The readout on the HUD was showing an attempt to find a local server. Three dots blinked at him endlessly.
The room was just watching him step to the right, step to the left, twist and turn.
“But why?” asked Bev. “What good is being on the network going to do? Can you hack into their command system?”
“Nope, it’s isolated during maintenance mode.” Turn and turn, arm round clockwise and point to the side, round in the opposite direction and point to the other side. The important thing was to keep moving.
“Do you think he knows what he’s doing?” asked Hickory, his anger softened now by mild confusion.
“Who knows?” said Galeli.
Ubik liked it when people were too confused to hit anyone and in particular him. “Like I was saying, they probably still want Fig, so that means an extraction unit sent in to find out why the network went down, or at least that’s what the report will say. They arrive just before the rest of us die and Fig gets yoinked, records show they arrived just after all of us died, no survivors. Not hard to fake.”

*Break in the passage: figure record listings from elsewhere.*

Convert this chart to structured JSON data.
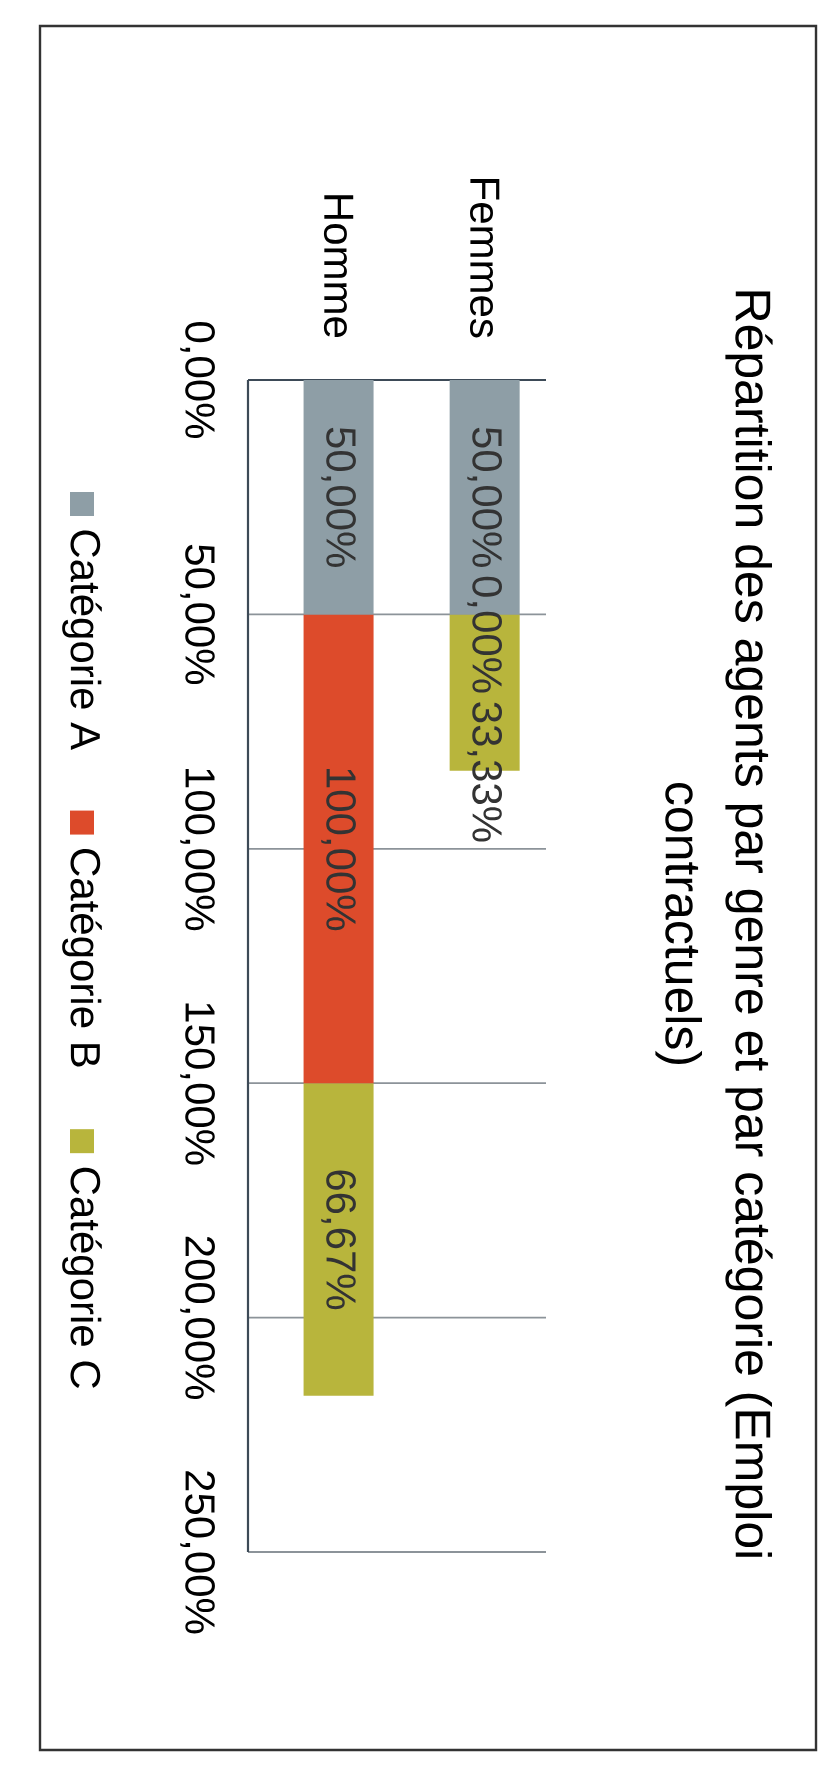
{
  "chart_data": {
    "type": "bar",
    "stacked": true,
    "title": "Répartition des agents par genre et par catégorie (Emploi contractuels)",
    "categories": [
      "Homme",
      "Femmes"
    ],
    "series": [
      {
        "name": "Catégorie A",
        "color": "#8e9ea6",
        "values": [
          50,
          50
        ],
        "value_labels": [
          "50,00%",
          "50,00%"
        ]
      },
      {
        "name": "Catégorie B",
        "color": "#dd4b2b",
        "values": [
          100,
          0
        ],
        "value_labels": [
          "100,00%",
          "0,00%"
        ]
      },
      {
        "name": "Catégorie C",
        "color": "#b8b53c",
        "values": [
          66.67,
          33.33
        ],
        "value_labels": [
          "66,67%",
          "33,33%"
        ]
      }
    ],
    "ylim": [
      250,
      0
    ],
    "yticks": [
      {
        "value": 0,
        "label": "0,00%"
      },
      {
        "value": 50,
        "label": "50,00%"
      },
      {
        "value": 100,
        "label": "100,00%"
      },
      {
        "value": 150,
        "label": "150,00%"
      },
      {
        "value": 200,
        "label": "200,00%"
      },
      {
        "value": 250,
        "label": "250,00%"
      }
    ],
    "grid": "y",
    "legend": "left"
  }
}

The suit next to Ubik dancing twitched.
“The way the network functions, by the way, is on a sympathetic neural link. It’s much more efficient to all move at the same time, so everything on the network will snap to the grid whenever possible. Like this.”
The suits on either side of Ubik stepped forward and began copying his movements. As odd and clunky as they looked, with three of them performing them in perfect synchronicity, it took on a bizarre elegance.
Ubik moved around the hall, collecting more and more suits until he had a whole dance troupe at his back.
“The team they’ll send will be organics, by the way. Six, probably. Selected to deal with us as quickly as possible. No point fighting them. They’ll be here in an hour or so, we have time to—”
The main door burst open and twelve red-eyed soldiers stormed in. They were early.